大和村の山の中に、かつて福元盆地と呼ばれる場所があった。海岸沿いに道が無かった頃、大和村と宇検村を行き来するのに人々は山越えの道を歩いた。その旅路の途中、足を休めたのが福元盆地だったそうな。当時はこの場所に人家や宿屋もあったという。そして、旅人が疲れを癒した滝がマテリヤの滝だそうだ。マ・ティダ・ヌ・コモリ。当時の人々はこの滝をそう呼んだそうだ。木々が生い茂り昼間でも暗かったこの場所では、滝つぼの上からだけ光が射し、滝を照らしていたという。その様子が、「本当に美しい太陽の滝つぼ:マティダヌコモリ」だったので、それがなまって「マテリヤの滝」と呼ばれるようになったとか。

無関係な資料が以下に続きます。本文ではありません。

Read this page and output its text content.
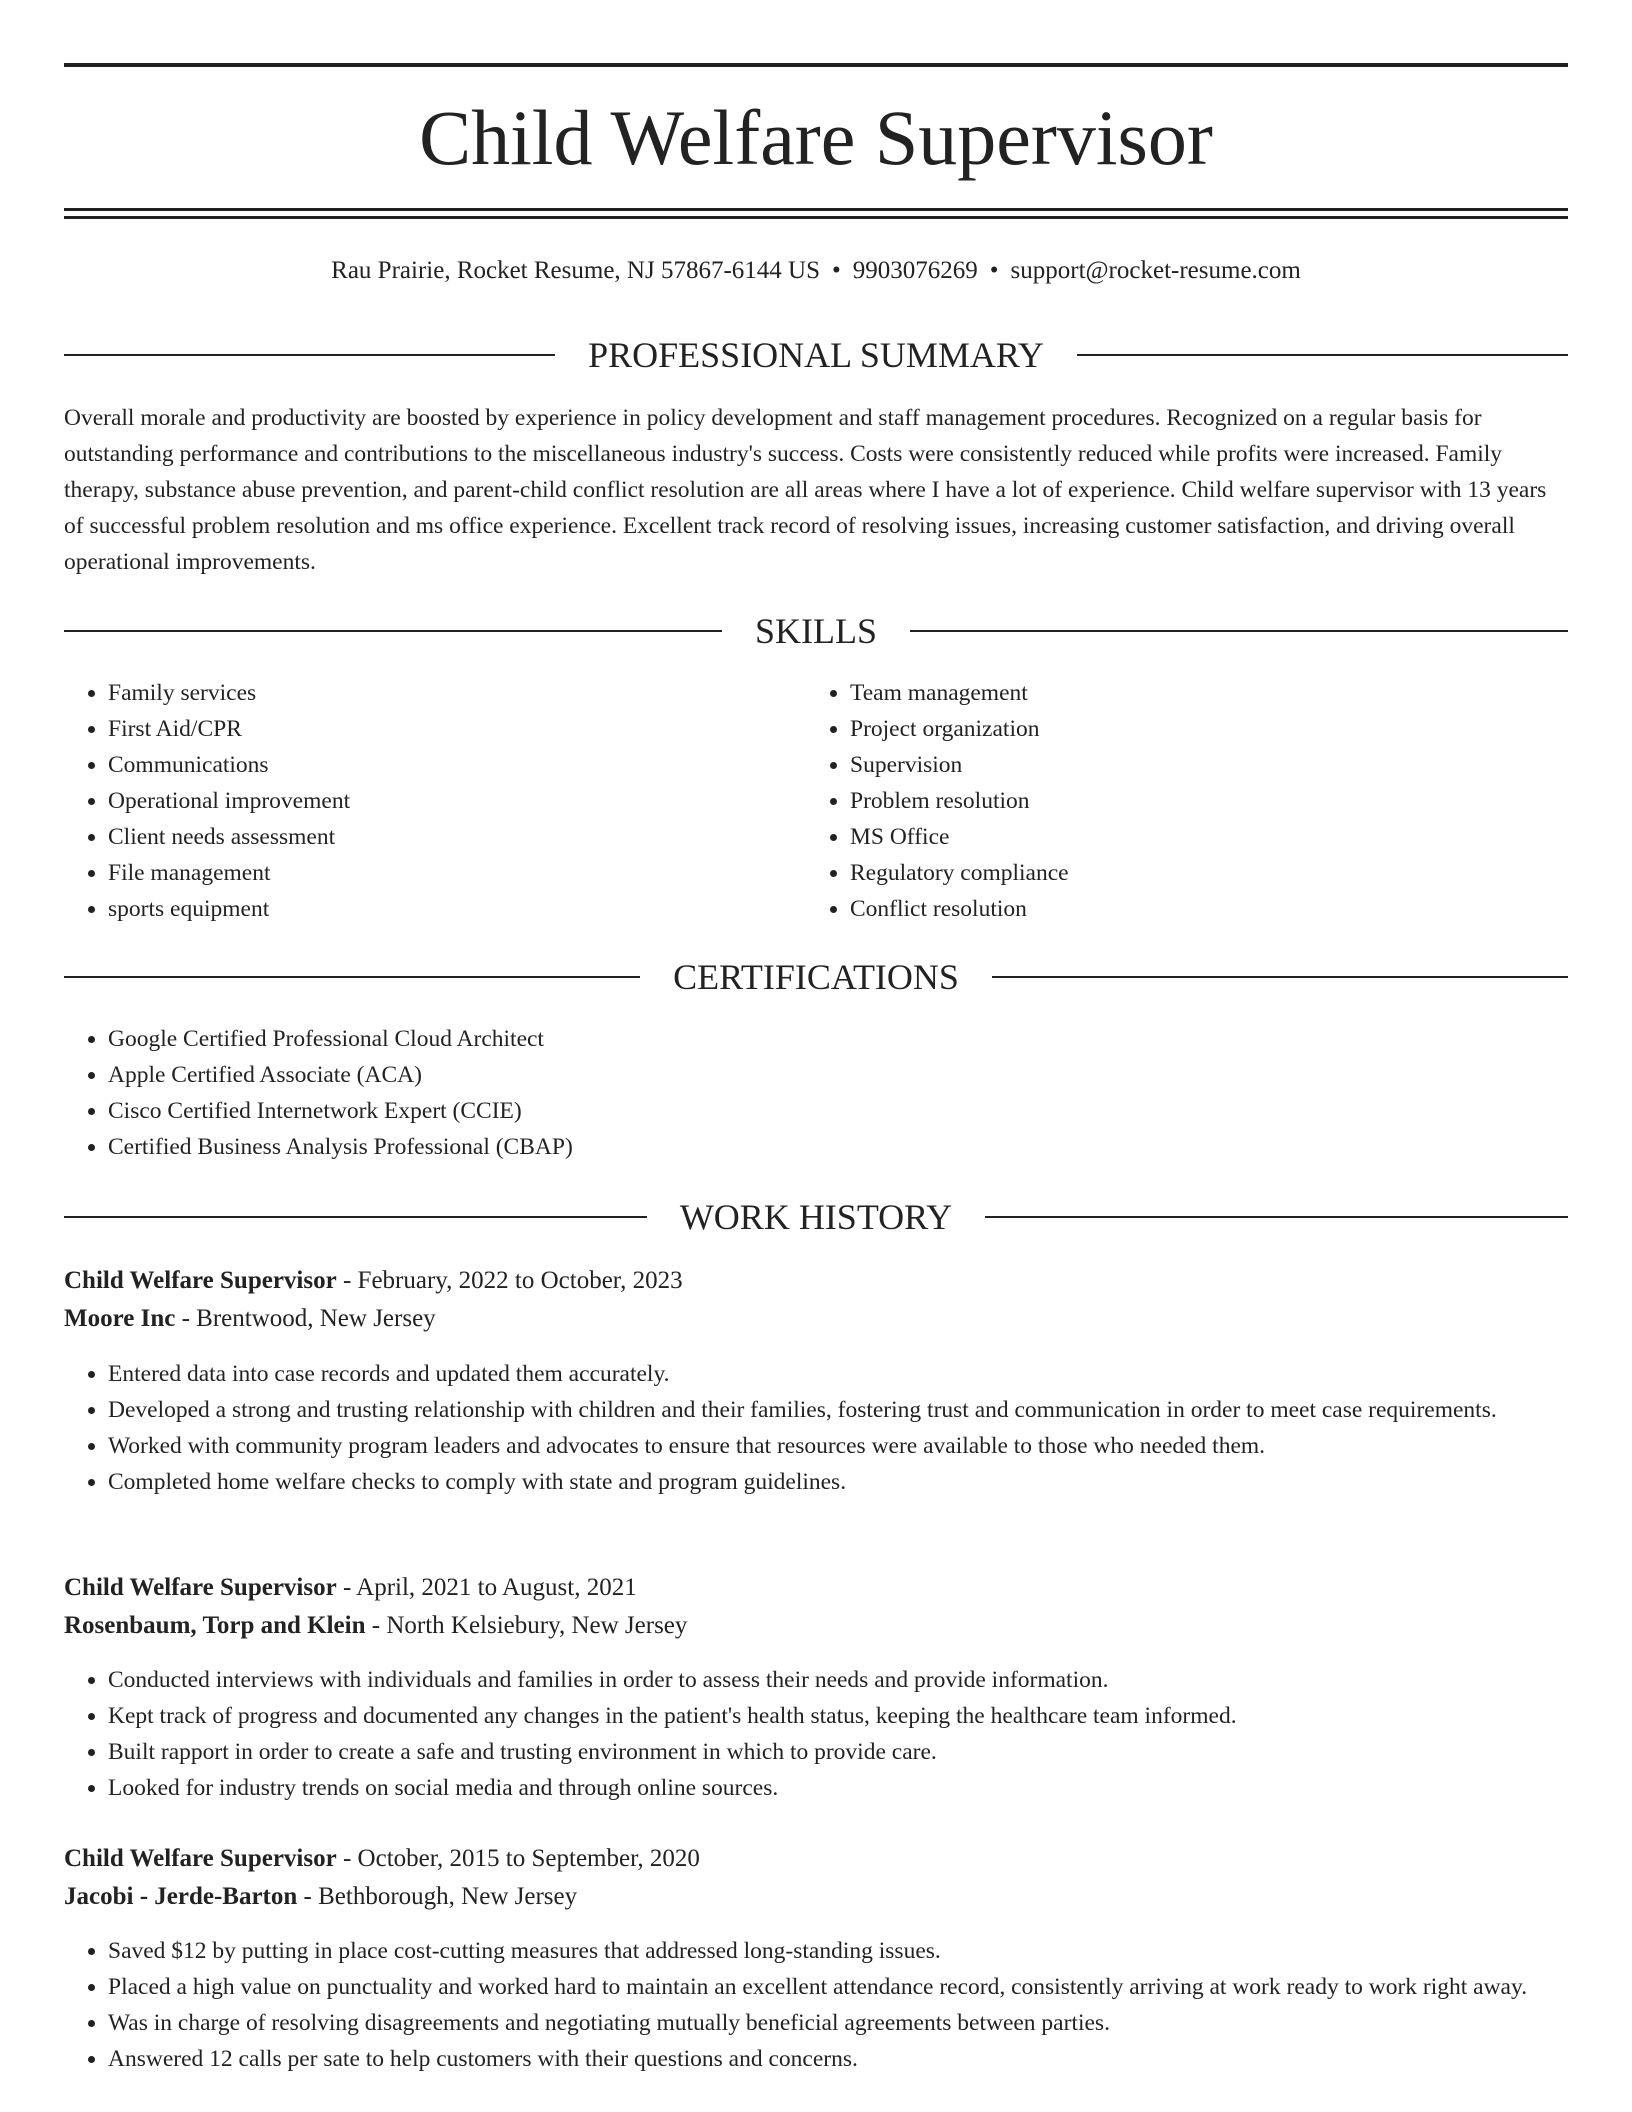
Child Welfare Supervisor
Rau Prairie, Rocket Resume, NJ 57867-6144 US • 9903076269 • support@rocket-resume.com
PROFESSIONAL SUMMARY

Overall morale and productivity are boosted by experience in policy development and staff management procedures. Recognized on a regular basis for outstanding performance and contributions to the miscellaneous industry's success. Costs were consistently reduced while profits were increased. Family therapy, substance abuse prevention, and parent-child conflict resolution are all areas where I have a lot of experience. Child welfare supervisor with 13 years of successful problem resolution and ms office experience. Excellent track record of resolving issues, increasing customer satisfaction, and driving overall operational improvements.

SKILLS
• Family services
• First Aid/CPR
• Communications
• Operational improvement
• Client needs assessment
• File management
• sports equipment
• Team management
• Project organization
• Supervision
• Problem resolution
• MS Office
• Regulatory compliance
• Conflict resolution
CERTIFICATIONS
• Google Certified Professional Cloud Architect
• Apple Certified Associate (ACA)
• Cisco Certified Internetwork Expert (CCIE)
• Certified Business Analysis Professional (CBAP)
WORK HISTORY
Child Welfare Supervisor - February, 2022 to October, 2023
Moore Inc - Brentwood, New Jersey
• Entered data into case records and updated them accurately.
• Developed a strong and trusting relationship with children and their families, fostering trust and communication in order to meet case requirements.
• Worked with community program leaders and advocates to ensure that resources were available to those who needed them.
• Completed home welfare checks to comply with state and program guidelines.
Child Welfare Supervisor - April, 2021 to August, 2021
Rosenbaum, Torp and Klein - North Kelsiebury, New Jersey
• Conducted interviews with individuals and families in order to assess their needs and provide information.
• Kept track of progress and documented any changes in the patient's health status, keeping the healthcare team informed.
• Built rapport in order to create a safe and trusting environment in which to provide care.
• Looked for industry trends on social media and through online sources.
Child Welfare Supervisor - October, 2015 to September, 2020
Jacobi - Jerde-Barton - Bethborough, New Jersey
• Saved $12 by putting in place cost-cutting measures that addressed long-standing issues.
• Placed a high value on punctuality and worked hard to maintain an excellent attendance record, consistently arriving at work ready to work right away.
• Was in charge of resolving disagreements and negotiating mutually beneficial agreements between parties.
• Answered 12 calls per sate to help customers with their questions and concerns.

 今は山道を通ることも少なくなったが、当時はこの滝がどれだけ多くの人の疲れを癒したことだろう。マングローブへと流れる住用川の清流でもある。旧「福元盆地」付近は、現在フォレストポリスという森林公園になった。フォレストポリスには、レジャー施設・アスレチック・広場・池・川・バンガロー・キャンプ場・ボードウォークと様々な施設がそろっている。また、ちょっと足を伸ばせば湯湾岳もすぐそこ。林道からは湯湾岳に連なる奄美中央部の山肌も感じることができる。